I declared the Gospel to you earlier in Spanish to try to help you see how challenging it is to receive a witness of someone else's faith. While maybe you might have understood some of the words that I read, you would not necessarily understand all the nuances and beauty of the communication.

We could take a dictionary and go word by word and translate, but still you would not get the same sense and depth as one who was brought up in that language. This my friends brings us to the gift that God gave the world - the virtue of motherhood.

When I think of Peter trying to explain to a gentile - a Roman centurian what the event of Jesus Christ was all about, I cannot get away from the image of a mother of an infant trying to teach the child to talk. Not only did Peter and Cornelius understand the world through different native languages, but their whole concept of the world came from different stories. Their whole way of understanding God or a pantheon of gods - plural, was different.

I remember how fun and challenging it was to create experiences for my babies - that would communicate what the meaning was behind the sounds I was uttering. I now watch with envy sometimes, the joy of mothers in the grocery stores wheeling the carts down the aisle showing and saying. I think of the mistakes little children make and the patience of a mother correcting them. I remember the incessant questions, "what's this?" "why that?" I think of sitting and reading when a toddler comes with a favorite book and says, "read me a story."

The Holy Spirit inspired Cornelius to come to Peter and hear the story of Jesus. And Peter rose to the challenge of crossing language barriers, cultural barriers, and even old religious taboos that said, Gentiles were unclean and unworthy. When Cornelius asked, what's this and why that, Peter taught him the vocabulary that brought him to a new way of life.

Moms, our task is no different. God sends the little ones into our world for us to bring them to life not to get them to breathe. Our task is not just to feed, diaper, and clothe. But to bring them to joy in their creator. It does not end with English, math, and good behavior but a knowledge of Jesus Christ that can sustain them throughout the challenges of this world.
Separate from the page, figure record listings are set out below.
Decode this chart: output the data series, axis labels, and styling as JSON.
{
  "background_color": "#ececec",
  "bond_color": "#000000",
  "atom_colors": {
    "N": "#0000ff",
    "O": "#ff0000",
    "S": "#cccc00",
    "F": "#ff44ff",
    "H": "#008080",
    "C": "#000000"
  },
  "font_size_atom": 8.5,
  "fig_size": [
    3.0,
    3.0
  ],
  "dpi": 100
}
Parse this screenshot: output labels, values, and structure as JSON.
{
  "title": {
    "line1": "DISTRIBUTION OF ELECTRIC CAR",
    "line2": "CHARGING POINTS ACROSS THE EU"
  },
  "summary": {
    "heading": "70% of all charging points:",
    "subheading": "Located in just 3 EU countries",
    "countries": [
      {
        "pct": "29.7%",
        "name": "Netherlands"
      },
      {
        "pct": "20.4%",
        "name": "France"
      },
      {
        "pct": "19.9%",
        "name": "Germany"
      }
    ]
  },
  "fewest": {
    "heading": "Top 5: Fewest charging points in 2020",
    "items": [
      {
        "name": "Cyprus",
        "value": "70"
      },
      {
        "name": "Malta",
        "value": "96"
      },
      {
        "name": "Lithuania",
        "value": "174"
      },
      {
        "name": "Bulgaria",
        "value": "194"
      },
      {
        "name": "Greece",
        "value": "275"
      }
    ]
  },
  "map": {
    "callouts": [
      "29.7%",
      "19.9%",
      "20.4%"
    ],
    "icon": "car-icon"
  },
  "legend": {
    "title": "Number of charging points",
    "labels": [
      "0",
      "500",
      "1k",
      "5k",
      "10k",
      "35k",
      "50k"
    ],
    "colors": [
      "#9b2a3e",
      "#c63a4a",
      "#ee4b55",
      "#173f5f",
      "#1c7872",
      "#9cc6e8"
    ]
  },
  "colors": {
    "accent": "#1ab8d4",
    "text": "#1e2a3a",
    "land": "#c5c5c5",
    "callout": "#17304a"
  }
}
As I look out into this congregation, I see many moms and many more that have had moms. What an honor and a privilege to enter into this kind of relationship that nurtures a person to maturity. The virtue of motherhood embodies the love that teaches the foundational stories that can center and focus a child's life. Motherhood has the opportunity to show by your way of life, the life that is to be desired and sought after when the child leaves the nest.

As disciples of Jesus Christ, we have those same opportunities and those same possibilities for joy. Every encounter with a stranger brings us an encounter with a child of God to be nurtured.